Le « Manifeste » paraît sept ans après la publication en Allemagne de L'unique et sa propriété de Max Stirner. Bellegarrigue a-t-il lu Stirner ? Nul ne le peut l'affirmer, et il n'y fait aucune allusion dans ses écrits. En tout cas, on retrouve dans ces deux écrits la même exaltation de l'Individu et de son égoïsme naturel et vital (« Tout homme est un égoïste ; quiconque cesse de l'être est une chose »), le rejet de l'Etat, même démocratique, et l'apologie de l'association volontaire.

Mais Bellegarrigue se distingue au moins sur deux choses d'avec Stirner. Il n'a tout d'abord pas la brutalité et le cynisme du philosophe allemand capable d'écrire : « Personne n'est pour moi respectable, pas même mon semblable. Il est uniquement comme d'autres êtres, un objet auquel je m'intéresse ou ne m'intéresse pas, un sujet utilisable ou non utilisable. » Ensuite, alors que Stirner ne conçoit la vie sociale idéale que sous la forme d'associations d'égoïstes, Bellegarrigue, quant à lui, et on peut y voir l'héritage de la Révolution française, fait la promotion de la commune qu'il qualifie d'« individu complexe » devant être « libre et souverain dans la nation. » Chez Bellegarrigue, il n'y a pas de classes sociales ayant des intérêts divergents : il n'y a que des individus formant « le peuple » et vaquant à leurs occupations, et des « ambitieux vulgaires » aspirant à la domination politique et s'organisant pour y parvenir. Il ne voit donc pas en l'Etat « l'autorité, la domination et la puissance organisée des classes possédantes et soi-disant éclairées sur les masses » (Bakounine) mais un organisme parasitant la vie sociale réelle, empêchant l'harmonie sociale et le self government.

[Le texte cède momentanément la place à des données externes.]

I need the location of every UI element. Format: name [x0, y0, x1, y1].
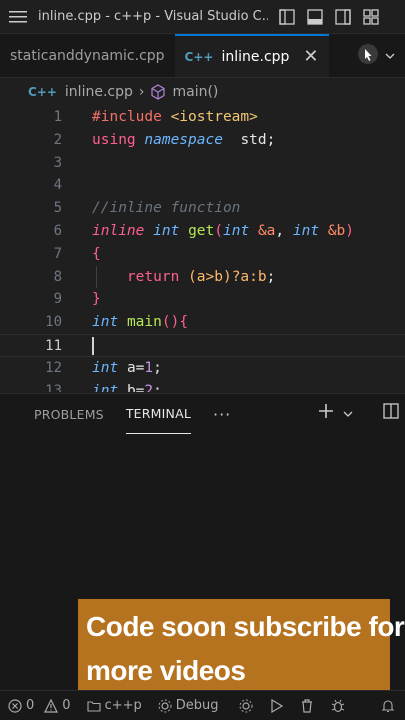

Son « Manifeste de l'anarchie » est essentiellement une charge cinglante contre les illusions du suffrage universel (« cession pure et simple de la souveraineté »), contre les politiciens, leur goût du pouvoir et leurs fausses querelles (« Les Républicains n'ont trouvé le royalisme supportable que dès l'instant où, sous le nom de République, ils l'ont géré et administré »), et même contre l'impôt, jugé contre-productif car « le coup que vous voudrez porter au riche ira frapper sur l'industriel, sur le prolétaire, sur le pauvre ». Ce n'est pas un texte théorique mais un écrit qui ne se comprend qu'une fois replacé dans son contexte d'élaboration : une Deuxième République qui fit naître tant d'espoirs et fut bien vite reprise en mains par le Parti de l'ordre du futur Napoléon III. Certes, Bellegarrigue ne s'est jamais fait d'illusions sur les journées de février 1848 qui sonnèrent le glas de la monarchie de Juillet. Pour lui, la Révolution est morte dès que le peuple a permis la mise en place d'un gouvernement provisoire, autrement dit a confié son sort aux Républicains. Il y voit là un remake de la Révolution française, et c'est pourquoi il écrit en cette année 1850 : « J'ai un vieux compte de 60 ans à régler avec eux »
C'est sans doute pourquoi, désabusé, Bellegarrigue écrit : « Le dédain tue les gouvernements, car la lutte seule les fait vivre (…). La politique nouvelle est dans la réserve, dans l'abstention, dans l'inertie civique et dans l'activité industrielle, en d'autres termes dans la négation même de la politique. » Or, l'histoire nous a appris que dédain ou repli sur la sphère privée n'ont jamais abattu un gouvernement ou mis à bas un Etat...

Note
1. A la page 11 du livre, les préfaciers parlent par erreur de « coup d'Etat contre Bonaparte ».